Jan 18, 2026 — 11 min read English

Cầu nối — notes on building between two tech cultures

A decade in Saigon, three years in Helsinki, and the slow education of becoming a bridge between two engineering cultures that rarely meet.

Cầu nối is the Vietnamese word for bridge. It is also, increasingly, how I think about my job — and the small infrastructure I keep building, in writing and in person, between the engineers I grew up alongside in Ho Chi Minh City and the ones I now work with in Helsinki.

What each city taught me

Saigon taught me speed. Ship something on Friday, watch it break on Saturday, fix it before Monday standup. The default cadence is fast and the cost of being wrong is low — for a while, at least.

Helsinki taught me restraint. Quiet rooms, careful nouns, decisions that are made once and well. The default cadence is slower and the cost of being right eventually is much lower than I assumed.
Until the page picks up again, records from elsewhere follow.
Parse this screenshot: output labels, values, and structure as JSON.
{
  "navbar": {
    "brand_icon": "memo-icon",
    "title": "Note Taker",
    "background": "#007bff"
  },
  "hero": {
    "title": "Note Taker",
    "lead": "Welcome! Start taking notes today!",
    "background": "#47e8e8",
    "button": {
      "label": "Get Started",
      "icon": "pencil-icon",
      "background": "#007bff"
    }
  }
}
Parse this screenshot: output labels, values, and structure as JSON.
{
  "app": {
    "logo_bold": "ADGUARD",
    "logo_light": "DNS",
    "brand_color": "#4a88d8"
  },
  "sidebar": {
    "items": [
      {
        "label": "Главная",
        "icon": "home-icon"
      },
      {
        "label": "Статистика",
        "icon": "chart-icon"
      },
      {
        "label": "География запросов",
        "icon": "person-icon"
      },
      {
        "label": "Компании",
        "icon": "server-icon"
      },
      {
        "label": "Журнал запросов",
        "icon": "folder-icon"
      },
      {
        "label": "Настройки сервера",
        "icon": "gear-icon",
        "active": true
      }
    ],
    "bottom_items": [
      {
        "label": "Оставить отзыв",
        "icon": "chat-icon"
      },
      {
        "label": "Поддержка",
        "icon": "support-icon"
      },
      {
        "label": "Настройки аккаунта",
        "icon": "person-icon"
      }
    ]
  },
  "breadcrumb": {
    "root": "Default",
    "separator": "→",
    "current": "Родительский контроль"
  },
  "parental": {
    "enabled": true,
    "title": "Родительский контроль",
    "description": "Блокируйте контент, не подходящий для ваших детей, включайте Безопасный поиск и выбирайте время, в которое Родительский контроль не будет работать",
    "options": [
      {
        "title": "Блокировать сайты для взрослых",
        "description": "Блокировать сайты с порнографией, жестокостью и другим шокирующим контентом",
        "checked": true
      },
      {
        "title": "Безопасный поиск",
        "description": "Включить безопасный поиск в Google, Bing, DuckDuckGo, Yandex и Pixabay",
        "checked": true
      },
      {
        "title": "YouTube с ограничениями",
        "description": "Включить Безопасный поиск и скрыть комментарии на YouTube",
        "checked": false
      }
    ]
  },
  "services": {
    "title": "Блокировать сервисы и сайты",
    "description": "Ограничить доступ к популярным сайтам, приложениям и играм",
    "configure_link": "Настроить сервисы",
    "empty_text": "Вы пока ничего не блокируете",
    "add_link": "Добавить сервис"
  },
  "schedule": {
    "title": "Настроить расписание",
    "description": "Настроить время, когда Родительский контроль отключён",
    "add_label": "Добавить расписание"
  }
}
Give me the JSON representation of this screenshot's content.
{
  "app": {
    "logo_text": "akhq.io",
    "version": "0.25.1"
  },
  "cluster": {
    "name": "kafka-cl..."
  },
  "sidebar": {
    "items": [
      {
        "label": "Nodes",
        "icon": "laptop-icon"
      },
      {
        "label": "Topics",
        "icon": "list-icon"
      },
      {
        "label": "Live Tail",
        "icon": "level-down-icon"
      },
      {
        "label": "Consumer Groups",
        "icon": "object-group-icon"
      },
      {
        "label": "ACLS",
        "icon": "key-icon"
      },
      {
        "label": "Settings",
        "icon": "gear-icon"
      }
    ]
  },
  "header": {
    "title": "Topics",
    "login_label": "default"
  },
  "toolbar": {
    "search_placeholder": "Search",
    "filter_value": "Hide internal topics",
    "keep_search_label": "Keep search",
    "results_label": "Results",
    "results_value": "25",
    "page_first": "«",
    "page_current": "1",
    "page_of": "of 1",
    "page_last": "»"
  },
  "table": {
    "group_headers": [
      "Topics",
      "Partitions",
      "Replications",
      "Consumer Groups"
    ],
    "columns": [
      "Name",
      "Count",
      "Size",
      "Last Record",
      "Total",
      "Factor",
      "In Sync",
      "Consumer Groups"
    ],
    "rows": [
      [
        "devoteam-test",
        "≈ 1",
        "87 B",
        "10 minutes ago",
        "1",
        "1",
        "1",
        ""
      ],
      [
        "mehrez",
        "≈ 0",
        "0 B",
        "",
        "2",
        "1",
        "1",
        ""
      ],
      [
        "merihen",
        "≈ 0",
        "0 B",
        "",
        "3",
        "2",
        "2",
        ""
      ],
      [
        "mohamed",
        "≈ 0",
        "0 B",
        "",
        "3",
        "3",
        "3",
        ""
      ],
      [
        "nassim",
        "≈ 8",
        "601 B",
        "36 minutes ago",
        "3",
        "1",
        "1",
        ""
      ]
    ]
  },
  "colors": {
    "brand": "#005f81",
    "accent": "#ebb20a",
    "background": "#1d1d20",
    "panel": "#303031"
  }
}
The unfair advantage of crossing back and forth

The cross-border founder has an unfair advantage. They can ship like Saigon and sell like Helsinki. They can hire from a market that still believes a 25-year-old can run an entire backend, and they can sell into a market that takes that backend seriously. The hard part is being the same person in both rooms.

Why I write this down

Most of what I know about either city is fragmentary, lived, and untransferable. But the seam between them — the bridge itself — is the part I think I might actually be able to teach.